You know how they talk about “being honest” in writing, and writing “what you know?” Well. Like that. Male, female, whatever your color, whatever your beliefs — because — as Faulkner said — courage and honor and love and sacrifice, these conflicts of the human heart with itself: These are all that is worth writing about. All that is really worth reading.

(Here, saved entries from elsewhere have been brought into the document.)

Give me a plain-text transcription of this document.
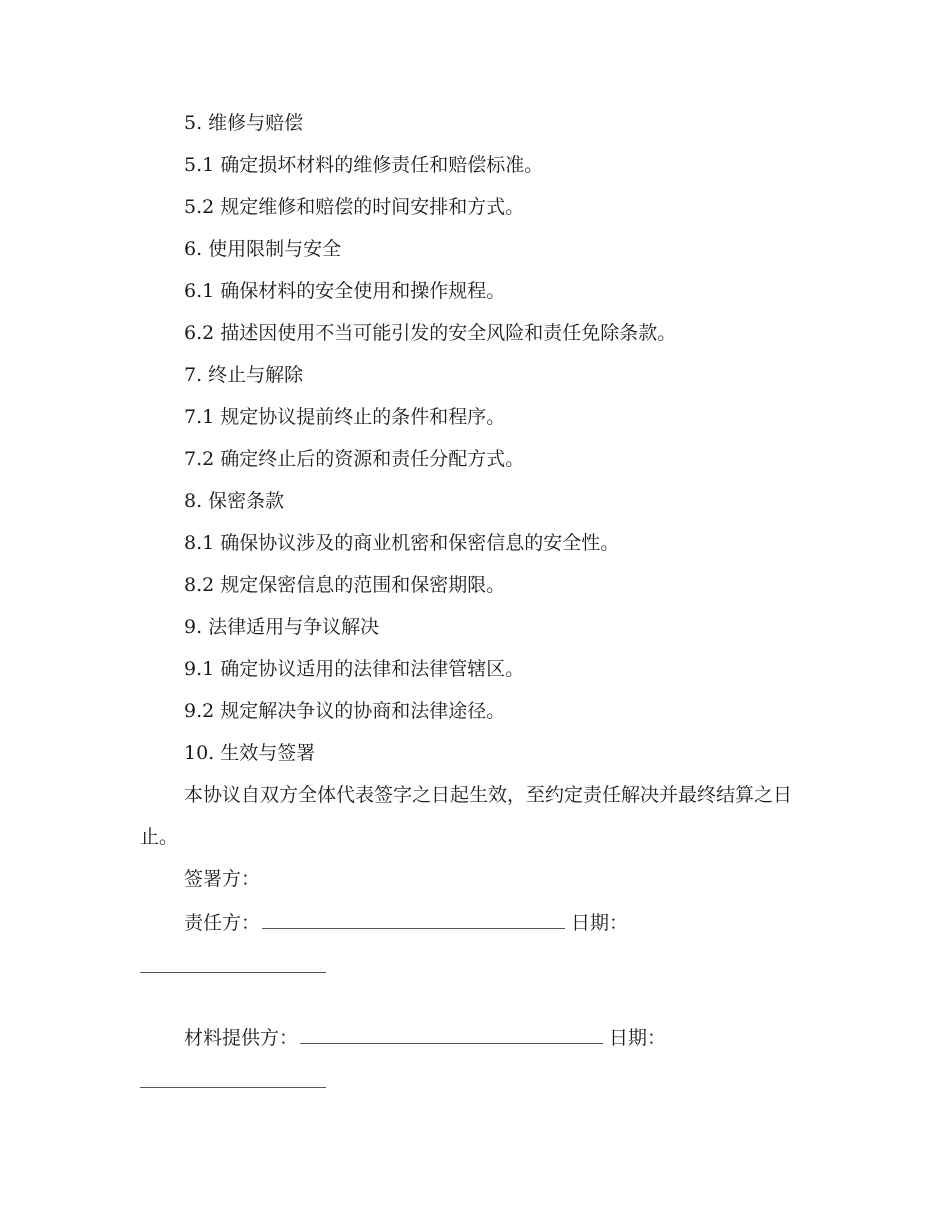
5. 维修与赔偿
5.1 确定损坏材料的维修责任和赔偿标准。
5.2 规定维修和赔偿的时间安排和方式。
6. 使用限制与安全
6.1 确保材料的安全使用和操作规程。
6.2 描述因使用不当可能引发的安全风险和责任免除条款。
7. 终止与解除
7.1 规定协议提前终止的条件和程序。
7.2 确定终止后的资源和责任分配方式。
8. 保密条款
8.1 确保协议涉及的商业机密和保密信息的安全性。
8.2 规定保密信息的范围和保密期限。
9. 法律适用与争议解决
9.1 确定协议适用的法律和法律管辖区。
9.2 规定解决争议的协商和法律途径。
10. 生效与签署
本协议自双方全体代表签字之日起生效，至约定责任解决并最终结算之日止。
签署方：
责任方：	日期：
材料提供方：	日期：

Addendum: This is written from a female perspective, but I want to address the decent men out there who are writing about men who have some semblance of honor, courage, decency and dignity. I think that nearly every male character I have written is of this nature, and now, more consciously-so, since I am basing characters on real people I know and care about. It can hardly be uplifting for men to learn that the one character in books like George Martin’s Song of Ice and Fire they might identify with or aspire to, Ned Stark, is destined for beheading. Just in case that wasn’t “good enough,” Ned’s whole family is flung to the winds and devastated, with little to no chance even for his children to survive. His beloved daughter Arya is brutalized, wandering homeless, in constant danger, her only friends stone-cold psycho killers. His son gets it soon enough, along with his beloved life-partner and widow. His other daughter – well – she gets battered as well, and is egregiously abused, sexually and all other ways. Yet another son is permanently disabled by one half of the loving Cersei-Jaime incest couple. The story as a whole features not one, but two, loving brother-sister pairs. There’s not a functional family in the thousands and thousands of pages. Any bit of kindness or courage is immediately stamped out in favor of viciousness, psychosis, animalistic urge for power, or just plain-pig-headed stubbornness. Then there’s the murdering witch, and the relatively decent chap who gets to watch all of his sons blown to hell by Tyrion’s amazing use of semi-forgotten magic. And – Tyrion – little, somewhat human, somewhat brave – for a time.
It’s no easier to be a real man in fiction than it is to be a real woman.